Per esempio, REvil, gruppo dietro l’omonimo ransomware, è riuscito a colpire una serie di organizzazioni in tutto il mondo prendendo di mira le vulnerabilità Citrix e Pulse Secure VPN.
Software-Defined Perimeter, la soluzione?
Anche se è vero che le imprese hanno investito molto nelle VPN negli ultimi anni, forse l’alternativa era già disponibile.
Stiamo parlando del Software-Defined Perimeter (SDP), un modo per “nascondere” le infrastrutture collegate a Internet (server, router ecc.) in modo che i soggetti esterni e gli aggressori non possano vederli, sia che siano ospitati in locale sia in cloud.
L’obiettivo dell’approccio SDP è quello di basare il perimetro della rete su software invece che su hardware.
Un’azienda che utilizza un’unità SDP sta essenzialmente oscurando i propri server e altre infrastrutture in modo che nessuno possa vederli dall’esterno, lasciando comunque agli utenti autorizzati la possibilità di accedere all’infrastruttura.
Un SDP crea un layer virtuale intorno alle risorse aziendali a livello di rete, non a livello di applicativi. Questo lo separa da altri controlli basati sull’accesso che limitano i privilegi dell’utente ma consentono un ampio accesso alla rete.
Un’altra differenza fondamentale è che un SDP autentica i dispositivi e l’identità dell’utente.
Con un SDP, non dovrebbe essere tecnologicamente possibile connettersi con un server, a meno che non sia autorizzato a farlo. È consentito l’accesso agli utenti solo dopo averne verificato l’identità e aver valutato lo stato del dispositivo.

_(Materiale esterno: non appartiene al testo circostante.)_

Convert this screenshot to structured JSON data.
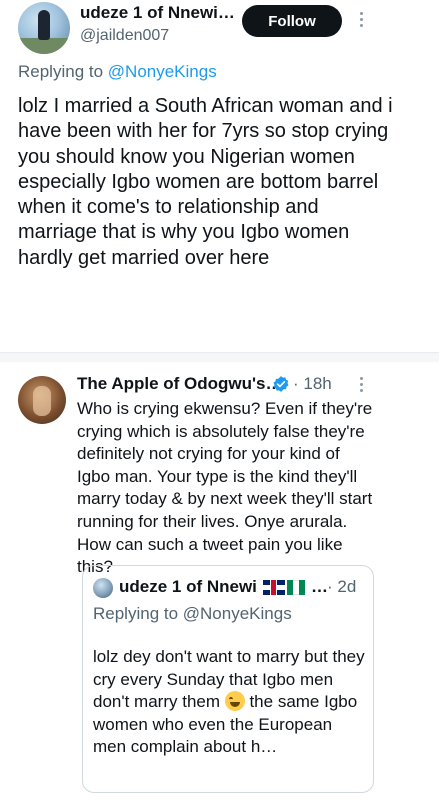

Una volta che l’utente e il dispositivo sono autenticati, l’SDP imposta una connessione di rete individuale tra il dispositivo e il server a cui sta tentando di accedere. Un utente autenticato non viene loggato in una rete più grande, ma riceve una propria connessione di rete a cui nessun altro può accedere e che include solo i servizi a cui l’utente ha approvato l’accesso.
Mentre le VPN consentono a tutti gli utenti collegati di accedere all’intera rete, gli SDP non condividono le connessioni di rete.
Altri attributi chiave dell’SDP includono la capacità di abilitare la microsegmentazione della rete, di far rispettare l’accesso degli utenti con i minori privilegi e di applicare le regole di conformità alla connessione (C2C) per garantire che le patch siano applicate ai dispositivi prima che questi si colleghino alla rete.
Tutto ciò serve non solo a ridurre la complessità per l’utente e l’operatore, ma rende anche molto più difficile per l’aggressore trasformare un piccolo compromesso in un vero e proprio data breach.
Anche se viviamo in un periodo di grande incertezza, i CISO che si battono per le iniziative di trasformazione digitale potrebbero raccogliere questa sfida come un’opportunità per ripensare il loro attuale paradigma di sicurezza e investire in strutture in grado di soddisfare le esigenze dell’impresa moderna.